Plenary Lecture
Linear and Nonlinear Filtering in
Mathematical Finance

Dr. Paresh Date
Center for the Analysis of Risk and Optimisation Modelling Applications,
Department of Mathematical Sciences,
Brunel University, UB8 3PH,
U.K.
Email: Paresh.Date@brunel.ac.uk
Website:
http://people.brunel.ac.uk/~mastpmd
Abstract: The problem of filtering unobservable or
latent variables from noisy data arises naturally in many financial
applications. This talk will provide a broad overview of time series
filtering, with an emphasis on the theory of affine Gaussian filtering (or
Kalman filtering) of discrete time series data. Empirical work is presented
on two specific filtering applications in finance: modelling the short rate
using observed bond yields and modelling the daily volatility of stock price
based on the observed intra-day data. The talk concludes with an outline of
recently proposed approximate filtering methods for nonlinear time. series.

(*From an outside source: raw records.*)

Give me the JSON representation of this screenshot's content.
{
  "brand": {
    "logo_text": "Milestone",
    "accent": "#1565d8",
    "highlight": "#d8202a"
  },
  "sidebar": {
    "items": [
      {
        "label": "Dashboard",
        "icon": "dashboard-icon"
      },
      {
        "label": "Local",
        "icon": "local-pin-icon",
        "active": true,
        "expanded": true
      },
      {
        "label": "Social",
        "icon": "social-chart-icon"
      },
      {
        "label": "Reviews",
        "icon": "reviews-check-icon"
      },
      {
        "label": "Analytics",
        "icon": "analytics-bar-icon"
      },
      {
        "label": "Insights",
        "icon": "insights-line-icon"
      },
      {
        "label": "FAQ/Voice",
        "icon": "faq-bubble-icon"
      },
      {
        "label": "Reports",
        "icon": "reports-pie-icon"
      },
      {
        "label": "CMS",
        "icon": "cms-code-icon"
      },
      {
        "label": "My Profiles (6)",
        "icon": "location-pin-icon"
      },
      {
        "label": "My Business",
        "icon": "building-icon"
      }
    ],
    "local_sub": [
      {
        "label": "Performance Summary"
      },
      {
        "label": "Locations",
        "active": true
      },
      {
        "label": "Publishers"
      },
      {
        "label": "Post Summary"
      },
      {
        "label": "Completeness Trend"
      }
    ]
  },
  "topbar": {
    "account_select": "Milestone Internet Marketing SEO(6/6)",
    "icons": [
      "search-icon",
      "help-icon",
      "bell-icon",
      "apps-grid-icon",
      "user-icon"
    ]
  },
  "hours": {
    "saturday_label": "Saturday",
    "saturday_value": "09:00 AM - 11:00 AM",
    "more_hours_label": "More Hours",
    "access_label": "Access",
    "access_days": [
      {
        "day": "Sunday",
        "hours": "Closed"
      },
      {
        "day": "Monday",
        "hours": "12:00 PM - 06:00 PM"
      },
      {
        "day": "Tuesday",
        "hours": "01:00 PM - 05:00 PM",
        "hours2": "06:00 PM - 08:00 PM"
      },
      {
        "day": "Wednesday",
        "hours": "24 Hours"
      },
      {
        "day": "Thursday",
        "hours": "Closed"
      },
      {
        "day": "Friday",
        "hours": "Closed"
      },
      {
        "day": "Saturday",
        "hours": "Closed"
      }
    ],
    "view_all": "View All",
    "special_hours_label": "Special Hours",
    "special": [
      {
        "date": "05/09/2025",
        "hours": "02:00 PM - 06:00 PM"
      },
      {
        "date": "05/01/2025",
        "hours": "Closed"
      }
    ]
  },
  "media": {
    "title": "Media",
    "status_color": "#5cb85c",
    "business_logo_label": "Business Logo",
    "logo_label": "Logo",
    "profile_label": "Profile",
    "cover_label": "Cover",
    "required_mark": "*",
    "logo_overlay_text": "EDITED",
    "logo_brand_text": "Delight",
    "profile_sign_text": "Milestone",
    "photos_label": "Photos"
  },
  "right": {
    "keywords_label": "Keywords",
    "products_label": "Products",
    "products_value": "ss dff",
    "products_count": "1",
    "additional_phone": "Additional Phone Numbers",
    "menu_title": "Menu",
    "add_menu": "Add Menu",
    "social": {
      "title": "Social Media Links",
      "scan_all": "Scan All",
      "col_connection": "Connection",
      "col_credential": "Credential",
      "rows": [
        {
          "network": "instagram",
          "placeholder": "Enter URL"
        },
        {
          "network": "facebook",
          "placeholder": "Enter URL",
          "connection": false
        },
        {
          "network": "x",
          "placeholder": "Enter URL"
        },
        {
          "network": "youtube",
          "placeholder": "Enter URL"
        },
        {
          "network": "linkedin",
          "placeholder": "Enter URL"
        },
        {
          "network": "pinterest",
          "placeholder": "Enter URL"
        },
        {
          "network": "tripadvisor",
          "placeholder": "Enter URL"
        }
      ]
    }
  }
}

Brief Biography of the Speakers:
Dr Date completed his doctoral studies in systems theory at University at
Cambridge, UK. He joined Brunel University, UK as a lecturer in mathematical
sciences in 2002, where he is now a senior lecturer. Dr Date has published
over 20 refereed papers in the areas of uncertainty modelling, calibration
and filtering, with a special emphasis on financial applications. He has
held visiting positions in India, Canada and Australia and has given invited
talks at several UK and overseas Universities on topics in systems theory.
He is an Associate Editor of IMA Journal of Management Mathematics.